The energy-per-inference metric reveals something important: the advantage is not purely from the neuromorphic architecture. A significant portion comes from the SNN's sparse activation — if the same model ran at 100% firing rate, energy-per-inference would approach 60–80 nJ at Xylo's reported SOP energy, and the advantage over INT8 would be only 25–40×. The compound of neuromorphic hardware + sparse spiking is what produces the full two-orders-of-magnitude gap.
Battery chemistry alternatives and their limits
CR2032 (lithium manganese dioxide) is not the only coin-cell chemistry.
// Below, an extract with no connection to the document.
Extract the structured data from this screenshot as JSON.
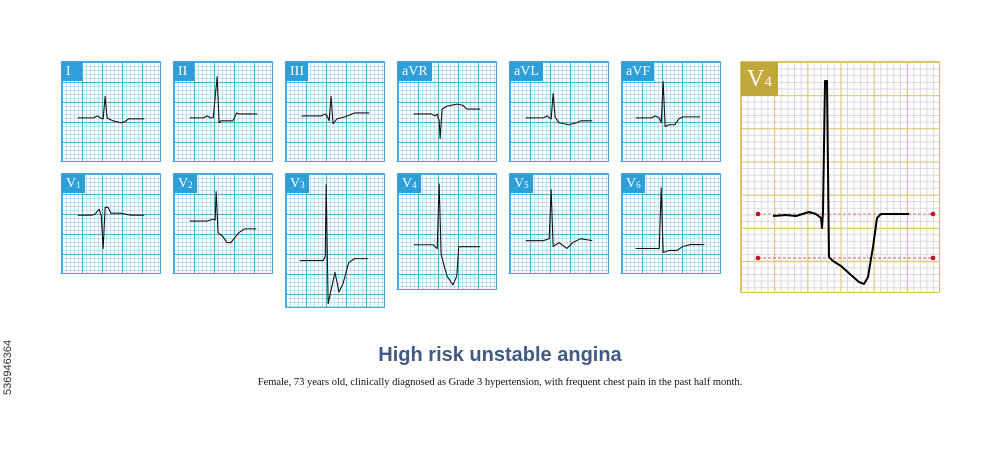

CR2016 stores ~75 mAh, CR2450 stores ~620 mAh but at 2.45 mm vs. 3.2 mm height, and ML2032 (rechargeable lithium manganese) stores ~65 mAh but can be trickle-charged from energy harvesting. For applications with any harvestable energy source (ambient light, vibration, thermal gradient), the effective capacity becomes unbounded — but harvest rates in indoor or deep-industrial environments are typically 1–10 µW, which only supplements a CR2032 rather than replacing it.
Supercapacitor-based storage is occasionally proposed for always-on sensor nodes, but the leakage current of commercially available supercapacitors (typically 1–10 µA self-discharge at 3V) exceeds the total inference budget. Supercapacitors work for burst-mode architectures that sleep deeply and wake to process events; they don't work as the primary long-term energy store for 36-month deployments.
The coin-cell budget is ultimately a design constraint that forces architectural clarity. The question "can this sensor node run for 3 years on a CR2032?" has a quantitative answer derivable from first principles, and that answer determines whether your inference architecture is viable before you've written a single line of model code.